Kathleen Flynn is a photojournalist and documentary filmmaker focusing on stories of struggle and injustice. She has covered the effects of conflict and natural disasters across the world while also dedicating months and at times years in documenting the experiences of the people she has met. Her work has exposed abuse, prompted change and brought attention to hidden populations.
She is currently working as a project advisor for Reel Peace, an initiative designed to uplift the voices of women in Liberia, West Africa, through training and equipping 45 women across the country as visual storytellers. It is a project of the Accountability Lab with support of the United Nations Peacebuilding Fund. Women are largely marginalized in politics, particularly in leadership and decision making roles in Liberia. The country was ranked 177th out of 188 countries in the recent UN Gender Inequality Index, lower than Afghanistan and Yemen. At a time when peace and nation building are crucial in Liberia, Reel Peace will create short films that will be screened at a film festival in Monrovia, shared on various platforms from social media to video clubs in villages throughout the country. She believes that through this collaboration, and the conversation created from the work, there is potential for incredible impact when it comes to justice, peace and equality.
Flynn has spent nearly 20 years as a working journalist, including a decade at the Tampa Bay Times (formerly the St. Petersburg Times) and three years at NOLA.com | The Times-Picayune. In 2016, she was named the Multimedia Photography and Design Fellow at the S.I. Newhouse School of Public Communications at Syracuse University, where she was an assistant teacher and masters student for a year and a half. She then taught as a visiting faculty member at the Rochester Institute of Technology in the spring of 2018.

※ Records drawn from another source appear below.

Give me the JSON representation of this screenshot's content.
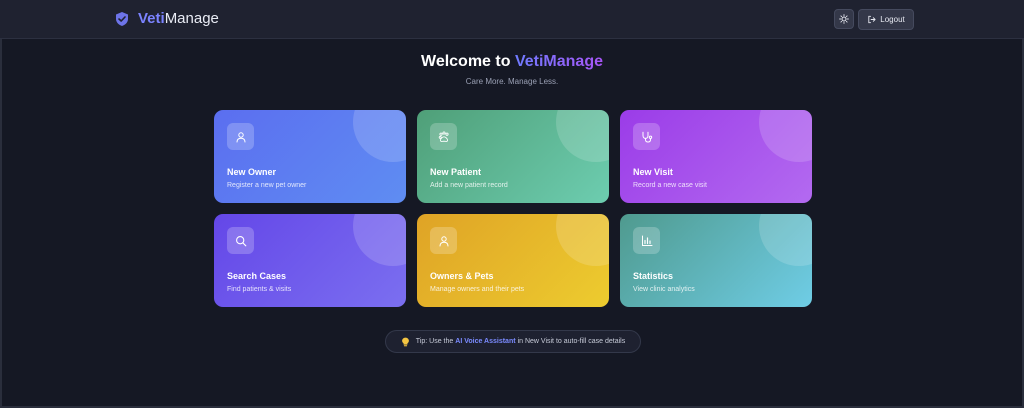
{
  "navbar": {
    "brand_accent": "Veti",
    "brand_rest": "Manage",
    "logout_label": "Logout",
    "icons": {
      "brand": "shield-check-icon",
      "theme": "sun-icon",
      "logout": "logout-icon"
    }
  },
  "hero": {
    "title_prefix": "Welcome to",
    "title_accent": "VetiManage",
    "subtitle": "Care More. Manage Less."
  },
  "cards": [
    {
      "title": "New Owner",
      "description": "Register a new pet owner",
      "icon": "user-icon",
      "color": "#5b6ef0"
    },
    {
      "title": "New Patient",
      "description": "Add a new patient record",
      "icon": "paw-icon",
      "color": "#4f9f78"
    },
    {
      "title": "New Visit",
      "description": "Record a new case visit",
      "icon": "stethoscope-icon",
      "color": "#9b3ce8"
    },
    {
      "title": "Search Cases",
      "description": "Find patients & visits",
      "icon": "search-icon",
      "color": "#6447e8"
    },
    {
      "title": "Owners & Pets",
      "description": "Manage owners and their pets",
      "icon": "user-icon",
      "color": "#dfa326"
    },
    {
      "title": "Statistics",
      "description": "View clinic analytics",
      "icon": "bar-chart-icon",
      "color": "#4f9a8e"
    }
  ],
  "tip": {
    "prefix": "Tip: Use the",
    "highlight": "AI Voice Assistant",
    "suffix": "in New Visit to auto-fill case details",
    "icon": "lightbulb-icon"
  }
}
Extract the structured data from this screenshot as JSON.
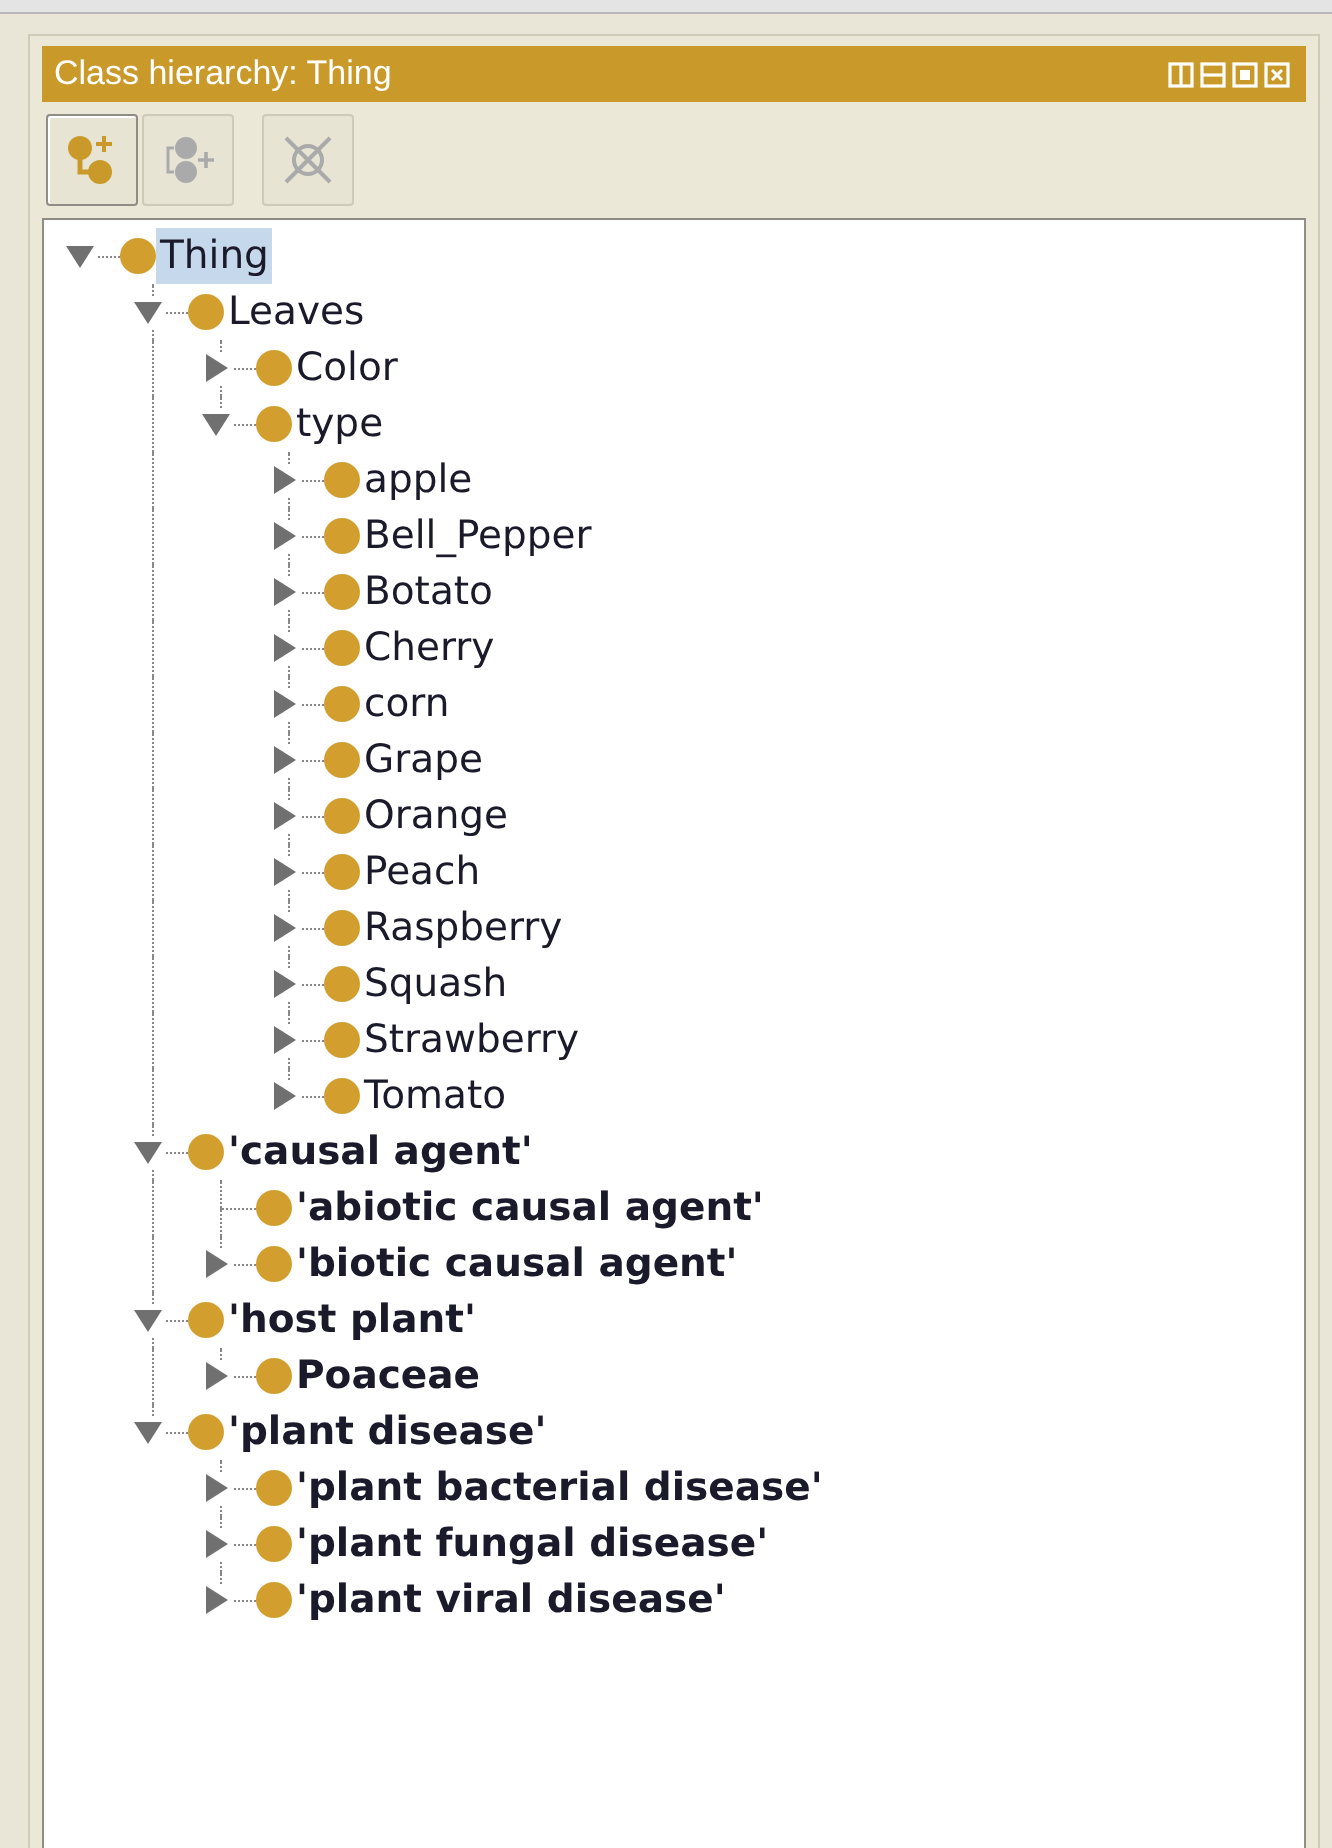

Before heading to Syracuse, Flynn was part of a small team of documentarians who traveled for three months with "Veterans Coming Home," a multi-platform public media project made possible by the Corporation for Public Broadcasting for PBS. She and her team, half of whom were veterans, explored ideas of service and citizenry in an effort to give a voice to veterans while opening national dialogue about veterans' issues.